FMT for Lung and Associated-organ Rescue Efficacy in Pulmonary Infection With MDROs (FLARE-PM)

The initial step involves characterizing alterations in the pulmonary and intestinal microbiota among ICU patients with pathogen-associated infections, including multidrug-resistant organisms (MDROs), and examining the associations between these microbial changes.

Inclusion Criteria:

1. Age ranging from 18 to 70 years old;
2. Gender and ethnicity are not restricted;
3. Informed consent obtained.

Exclusion Criteria:

1. Airway antibiotics (administered via nebulization or intravenous infusion) have been utilized since the current hospitalization;
2. Pulmonary infection caused by non-bacterial pathogens, such as viruses, fungi, or atypical organisms;
3. Infections located outside the pulmonary system, including those in the bloodstream, abdominal cavity, or urinary tract;
4. Respiratory failure secondary to non-pulmonary infections, such as cardiogenic factors or sepsis-like syndromes;
5. Chronic pulmonary conditions, including chronic obstructive pulmonary disease (COPD), asthma, bronchiectasis, and pulmonary interstitial fibrosis;
6. Chronic gastrointestinal disorders, such as inflammatory bowel disease (IBD), irritable bowel syndrome (IBS), celiac disease, and non-alcoholic fatty liver disease (NAFLD);
7. Recent surgical procedures involving the abdomen or lungs (within 14 days prior to admission);
8. Pregnant or lactating individuals；
9. Subjects who participated in other clinical studies as trial participants at the time of enrollment or within 3 months prior to enrollment；
10. Lack of a signed written informed consent form.

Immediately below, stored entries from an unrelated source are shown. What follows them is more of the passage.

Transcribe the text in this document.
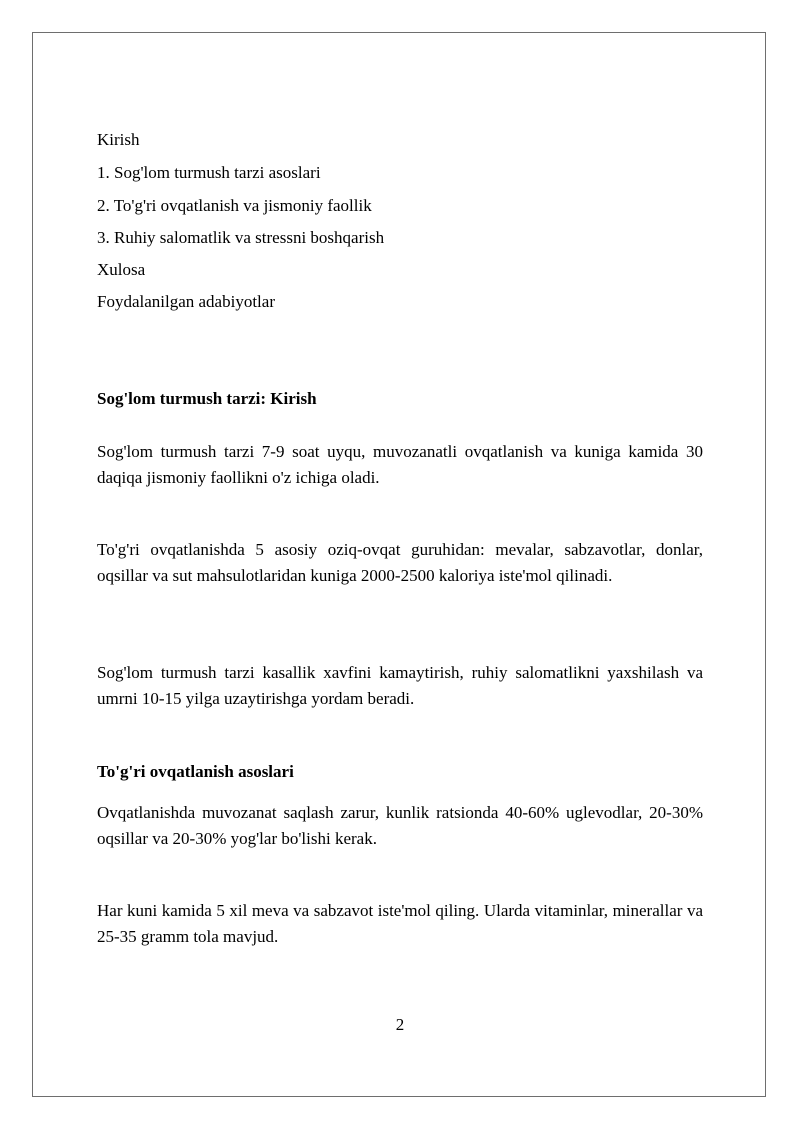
Kirish
1. Sog'lom turmush tarzi asoslari
2. To'g'ri ovqatlanish va jismoniy faollik
3. Ruhiy salomatlik va stressni boshqarish
Xulosa
Foydalanilgan adabiyotlar
Sog'lom turmush tarzi: Kirish
Sog'lom turmush tarzi 7-9 soat uyqu, muvozanatli ovqatlanish va kuniga kamida 30 daqiqa jismoniy faollikni o'z ichiga oladi.
To'g'ri ovqatlanishda 5 asosiy oziq-ovqat guruhidan: mevalar, sabzavotlar, donlar, oqsillar va sut mahsulotlaridan kuniga 2000-2500 kaloriya iste'mol qilinadi.
Sog'lom turmush tarzi kasallik xavfini kamaytirish, ruhiy salomatlikni yaxshilash va umrni 10-15 yilga uzaytirishga yordam beradi.
To'g'ri ovqatlanish asoslari
Ovqatlanishda muvozanat saqlash zarur, kunlik ratsionda 40-60% uglevodlar, 20-30% oqsillar va 20-30% yog'lar bo'lishi kerak.
Har kuni kamida 5 xil meva va sabzavot iste'mol qiling. Ularda vitaminlar, minerallar va 25-35 gramm tola mavjud.
2
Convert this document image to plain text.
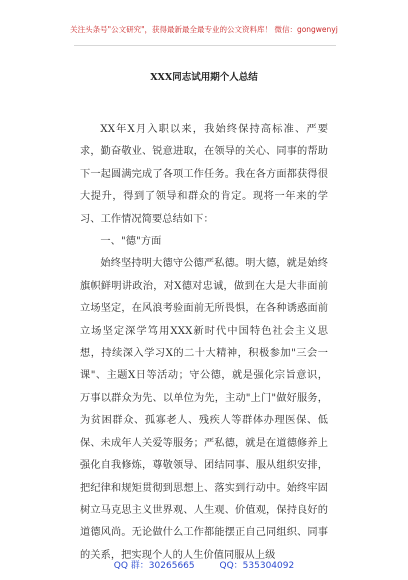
关注头条号"公文研究"，获得最新最全最专业的公文资料库！ 微信：gongwenyj
XXX同志试用期个人总结

XX年X月入职以来，我始终保持高标准、严要求，勤奋敬业、锐意进取，在领导的关心、同事的帮助下一起圆满完成了各项工作任务。我在各方面都获得很大提升，得到了领导和群众的肯定。现将一年来的学习、工作情况简要总结如下：

一、"德"方面

始终坚持明大德守公德严私德。明大德，就是始终旗帜鲜明讲政治，对X德对忠诚，做到在大是大非面前立场坚定，在风浪考验面前无所畏惧，在各种诱惑面前立场坚定深学笃用XXX新时代中国特色社会主义思想，持续深入学习X的二十大精神，积极参加"三会一课"、主题X日等活动；守公德，就是强化宗旨意识，万事以群众为先、以单位为先，主动"上门"做好服务，为贫困群众、孤寡老人、残疾人等群体办理医保、低保、未成年人关爱等服务；严私德，就是在道德修养上强化自我修炼，尊敬领导、团结同事、服从组织安排，把纪律和规矩贯彻到思想上、落实到行动中。始终牢固树立马克思主义世界观、人生观、价值观，保持良好的道德风尚。无论做什么工作都能摆正自己同组织、同事的关系，把实现个人的人生价值同服从上级

QQ 群：30265665	QQ：535304092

Further trial will be conducted to investigate the effect and safety of FMT on the recovery of pulmonary microecological imbalance in critically ill patients, and to evaluate its impact on the length of stay in the ICU, ICU mortality, in-hospital mortality, and 28-day mortality, etc.

Inclusion Criteria:

1. Age 18-70 years, regardless of gender or ethnicity;
2. ICU admission ≥24 hours;
3. Expected ICU stay ≥7 days;
4. Mechanically ventilated patients with confirmed pulmonary MDRO infection prior to enrollment. Target MDRO has available narrow-spectrum antibiotics; if the pathogen is pan-resistant (e.g., pan-drug-resistant Acinetobacter baumannii) and treatment relies solely on polymyxins or other limited options, exclusion is required. The attending physician must confirm that short-term discontinuation of broad-spectrum antibiotics is safe;
5. Written informed consent provided.

Exclusion Criteria:

1. Severe systemic infection during early resuscitation, with hemodynamic instability, severe tissue hypoperfusion, or major electrolyte and acid-base disturbances;
2. High risk of death within 5 days per clinician assessment, or presence of treatment-limiting directives;
3. Active gastrointestinal bleeding or perforation indicating severe intestinal barrier damage;
4. Inability to tolerate enteral nutrition supplying ≥50% of caloric needs due to fibrotic bowel stenosis or high-output fistula;
5. Planned or recent abdominal surgery (within 14 days before enrollment);
6. Diagnosed fulminant colitis or toxic megacolon;
7. Neutropenia (absolute neutrophil count < 1500 cells/µL);
8. Congenital or acquired immunodeficiency;
9. Recent use of high-risk immunosuppressive or cytotoxic agents: e.g., rituximab, doxorubicin, or corticosteroids ≥20 mg/day prednisone equivalent for ≥4 weeks;
10. Pregnant or breastfeeding individuals;
11. Enrollment in another clinical trial within 3 months before or at study entry.